While the UK prime minister, Theresa May, issued a more formulaic statement of congratulations, François Hollande’s reaction was as guarded as Merkel’s. He predicted a period of uncertainty that “must be faced with lucidity and clarity”.
Speaking after his weekly cabinet meeting, the French president said: “Certain positions taken by Donald Trump during the American campaign must be confronted.
“What is at stake is peace, the fight against terrorism, the situation in the Middle East. It is economic relations and the preservation of the planet.”
Any hope that the long-negotiated and controversial Transatlantic Trade and Investment Partnership might finally be agreed next year by the US and EU have largely been abandoned. Trump put hostility to such multilateral trade accords at the heart of his campaign.
But the comments of European officials also betrayed apprehension about Trump’s unconcealed admiration for Vladimir Putin and his ambivalent attitude towards Nato, which he once referred to as “obsolete”.
A presidential spokesman in Poland, Marek Magierowski, stressed the importance of Nato showing its commitment to defence on its eastern flank by basing battalions in the region, including a US armoured brigade, and building a US missile base there.
For his part, Putin foresaw Trump’s election leading to an improvement in bilateral ties, saying: “We are aware that it is a difficult path, in view of the unfortunate degradation of relations between the Russian Federation and the United States.”

The Russian president said it was not Russia’s fault that the relationship between Moscow and Washington was in such a poor state.
Nato’s secretary general, Jens Stoltenberg, stressed that US treaty commitments in Europe went beyond the vagaries of electoral politics. “Nato’s security guarantee is treaty commitment and all allies have made ... a solemn commitment to defend each other.
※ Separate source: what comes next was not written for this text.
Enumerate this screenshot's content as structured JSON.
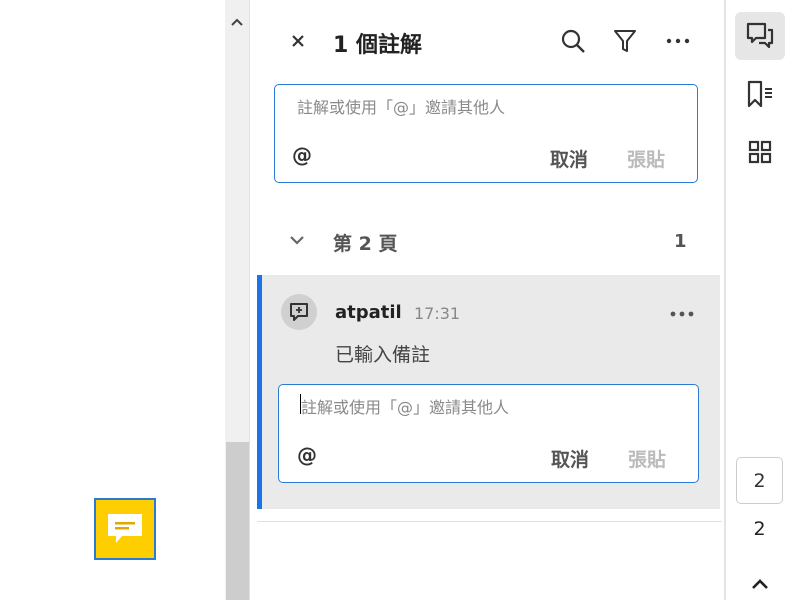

And this is something which is absolute and it’s unconditioned.”
Stoltenberg noted pointedly that the only time Nato had invoked article 5, the clause on collective defence in its founding treaty, was in defence of the US after the 9/11 attacks.
On election night, when it became clear that Trump was heading for victory, the French ambassador to the US, Gérard Araud, known for speaking his mind, tweeted: “It is the end of an era, that of neoliberalism. It remains to be seen what will succeed it. After Brexit and this election, everything is now possible. A world is collapsing before our eyes.” The tweets were deleted soon afterwards.
France, like the rest of Europe, will have to find a way of working with Trump. But before Araud’s remarks disappeared, they were noticed by Florian Philippot, the top strategist in France’s Front National, which will seek to emulate Trump’s success in the French presidential election next April.
“Their world is collapsing. Ours is being built,” Philippot tweeted.